Wednesday, January 14, 2009

London Story

This was in 1997. I’d moved into this flat a month earlier, and I knew my way around the neighbourhood but hadn’t taken the time to really get to know it. Also I’d had mononucleosis. But now I was feeling better, so I started exploring.

There was a paved square dominated by a huge tree and an old stone church. There were some great little streets and alleys, and there was also this one long and very ugly street running along the train tracks. There were shops on this street, but most of them were closed or abandoned.

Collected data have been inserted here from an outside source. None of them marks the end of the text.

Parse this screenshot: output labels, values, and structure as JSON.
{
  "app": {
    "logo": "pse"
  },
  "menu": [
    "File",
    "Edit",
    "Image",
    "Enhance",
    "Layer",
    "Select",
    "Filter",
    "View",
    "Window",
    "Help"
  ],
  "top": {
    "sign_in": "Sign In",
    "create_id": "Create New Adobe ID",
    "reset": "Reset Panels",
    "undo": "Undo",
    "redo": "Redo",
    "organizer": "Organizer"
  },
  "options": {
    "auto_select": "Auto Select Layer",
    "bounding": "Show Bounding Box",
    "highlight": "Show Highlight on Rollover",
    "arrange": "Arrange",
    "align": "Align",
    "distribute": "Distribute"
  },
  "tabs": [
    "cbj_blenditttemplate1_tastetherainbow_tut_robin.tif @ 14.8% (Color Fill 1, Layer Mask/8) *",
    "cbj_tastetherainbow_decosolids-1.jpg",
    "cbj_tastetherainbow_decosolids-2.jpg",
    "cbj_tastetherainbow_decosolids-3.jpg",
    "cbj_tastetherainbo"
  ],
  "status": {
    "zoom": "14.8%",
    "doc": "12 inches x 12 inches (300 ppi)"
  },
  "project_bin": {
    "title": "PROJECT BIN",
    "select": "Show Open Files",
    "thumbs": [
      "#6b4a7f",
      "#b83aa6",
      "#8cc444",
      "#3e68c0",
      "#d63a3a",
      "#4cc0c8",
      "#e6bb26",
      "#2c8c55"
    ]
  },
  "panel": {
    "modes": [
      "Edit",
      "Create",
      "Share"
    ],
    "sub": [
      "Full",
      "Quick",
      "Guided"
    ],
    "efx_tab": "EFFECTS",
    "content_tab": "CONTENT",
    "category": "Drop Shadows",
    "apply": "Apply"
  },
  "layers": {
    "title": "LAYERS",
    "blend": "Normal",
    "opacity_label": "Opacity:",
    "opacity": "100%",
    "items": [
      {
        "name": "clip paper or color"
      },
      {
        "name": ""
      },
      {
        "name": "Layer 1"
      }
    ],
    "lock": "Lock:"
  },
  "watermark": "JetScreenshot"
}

There was one shop, at least I assume it was a shop, standing on its own at the end of the road. It had a yellow facade. There was no sign or advertising. Nothing was written on the door, which was windowless and closed.

It had a window display, though. The window display was this: a teddy bear dancing on an empty grey stage. The teddy bear was missing one of its button eyes, and stuffing had pushed out through the socket. One of its arms was much longer than the other. “Dancing” isn't quite right – it was jerking and twitching. It was the most loathsome and horrifying thing I had seen for months.

I watched it for a while. Whatever mechanism was making the thing move was hidden from view. I thought: maybe I’m dreaming this.

I left. Later that day I was walking with a friend, returning to my house by another route. I said to my friend: “Wait, you have to come see this.”

It was a 10 minute detour, and I almost couldn’t find my way, but there was the shop and there was the bear. My friend had an instant and violent reaction to it. He said: “Why did you bring me here? This place is evil.”

I said: “I thought you’d want to see it.”

“Why did you think I’d want to see it? This place is dangerous, especially to someone like me.” I should explain: my friend claimed to have psychic powers, and he’d told me that this made him particularly vulnerable to supernatural forces.

Then he said: “Look.” He pointed to the ground, to where the corpses of two pigeons lay just in front of the shop. I watched the bear for a moment longer, and began to wonder whether my friend might have had a point about all of the psychic business after all.

“Sorry,” I said.

I walked out there again a week later, but the window had been covered with newspaper.